Le numéro était celui d’un téléphone portable, qui appartenait à un certain Mr. Steve Reiker résidant dans Tigertail Avenue à Coconut Grove. Quelques recherches supplémentaires m’apprirent que Mr. Reiker était un photographe professionnel. Certes, il pouvait s’agir d’une coïncidence. Je suis sûr qu’il existe à travers le monde plein de Reiker qui sont photographes. Je consultai les pages jaunes et découvris que ce Reiker en question avait une spécialité. Il bénéficiait d’une publicité sur un quart de page qui annonçait : “GARDEZ-LES EN MEMOIRE TELS QU’ILS SONT AUJOURD’HUI”.

Reiker était spécialisé dans les photos d’enfants.

Il n’y avait plus de coïncidence qui tenait.

Le passager Noir s’ébroua puis émit un petit gloussement d’anticipation, et je me surpris à planifier une promenade vers Tigertail afin de repérer les lieux. D’ailleurs, ce n’était pas tellement loin. Je pouvais très bien d’un coup de voiture…

Oui, et le sergent Doakes serait ravi d’avoir ainsi l’occasion de me filer. Excellente idée, vieux. Cela lui éviterait la partie la plus fastidieuse du travail d’enquête quand Reiker finirait par disparaître un jour. Il pourrait s’épargner tout un tas de démarches pénibles et venir directement me cueillir.

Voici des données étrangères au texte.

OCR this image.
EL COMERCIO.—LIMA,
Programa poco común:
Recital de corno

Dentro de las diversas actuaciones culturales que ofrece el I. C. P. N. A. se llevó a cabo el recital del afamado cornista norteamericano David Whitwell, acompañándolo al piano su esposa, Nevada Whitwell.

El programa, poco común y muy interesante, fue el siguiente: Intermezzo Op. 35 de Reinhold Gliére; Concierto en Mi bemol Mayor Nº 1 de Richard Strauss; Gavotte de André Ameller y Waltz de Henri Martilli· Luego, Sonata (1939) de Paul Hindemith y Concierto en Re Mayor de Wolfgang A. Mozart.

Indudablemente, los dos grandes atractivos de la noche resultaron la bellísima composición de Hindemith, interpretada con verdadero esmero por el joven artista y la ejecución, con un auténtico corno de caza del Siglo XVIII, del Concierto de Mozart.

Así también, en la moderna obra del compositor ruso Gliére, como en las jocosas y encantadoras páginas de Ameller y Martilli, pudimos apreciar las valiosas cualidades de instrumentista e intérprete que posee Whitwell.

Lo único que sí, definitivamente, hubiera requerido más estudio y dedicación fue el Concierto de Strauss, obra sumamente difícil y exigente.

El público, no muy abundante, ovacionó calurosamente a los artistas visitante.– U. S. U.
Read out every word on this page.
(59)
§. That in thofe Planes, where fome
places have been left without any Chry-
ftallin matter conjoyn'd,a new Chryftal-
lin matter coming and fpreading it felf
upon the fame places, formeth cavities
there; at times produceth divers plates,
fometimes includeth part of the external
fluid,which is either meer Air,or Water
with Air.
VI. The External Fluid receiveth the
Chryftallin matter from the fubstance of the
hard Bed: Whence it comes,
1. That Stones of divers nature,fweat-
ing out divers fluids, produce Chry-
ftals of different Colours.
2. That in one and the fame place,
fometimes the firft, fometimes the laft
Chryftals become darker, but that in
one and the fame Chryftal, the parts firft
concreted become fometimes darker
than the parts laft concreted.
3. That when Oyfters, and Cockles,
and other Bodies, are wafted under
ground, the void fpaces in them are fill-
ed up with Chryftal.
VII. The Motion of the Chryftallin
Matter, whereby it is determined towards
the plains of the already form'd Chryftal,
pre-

Mais à ce rythme, quand Reiker pourrait-il disparaître ? C’était terriblement frustrant d’avoir un but si louable et d’être entravé de la sorte. Au bout de plusieurs heures, Doakes était toujours garé de l’autre côté de la rue, et Dexter toujours enfermé chez moi. Que faire ? L’aspect positif de l’histoire, c’est que Doakes, selon toute vraisemblance, n’avait rien vu qui le pousse à engager une autre action que cette surveillance. Mais la liste des aspects négatifs était longue, le premier étant que s’il continuait à me suivre ainsi, je serais condamné à incarner à jamais le personnage du rat de labo débonnaire et à ne connaître rien de plus meurtrier que l’heure de pointe sur Palmetto Expressway. Ce serait intenable. Je sentais une grosse pression, qui provenait non seulement du Passager Noir mais aussi du temps. Avant qu’il ne soit trop tard, il me fallait trouver une preuve que Reiker était bien la personne qui avait pris les photos de MacGregor et, si tel était le cas, avoir une profonde et pénétrante discussion avec lui. S’il apprenait que MacGregor avait payé tribut à la nature, il décamperait certainement au plus vite. Et si mes collègues de la police s’en apercevaient, la situation pourrait devenir fort inconfortable pour le très Distingué Dexter.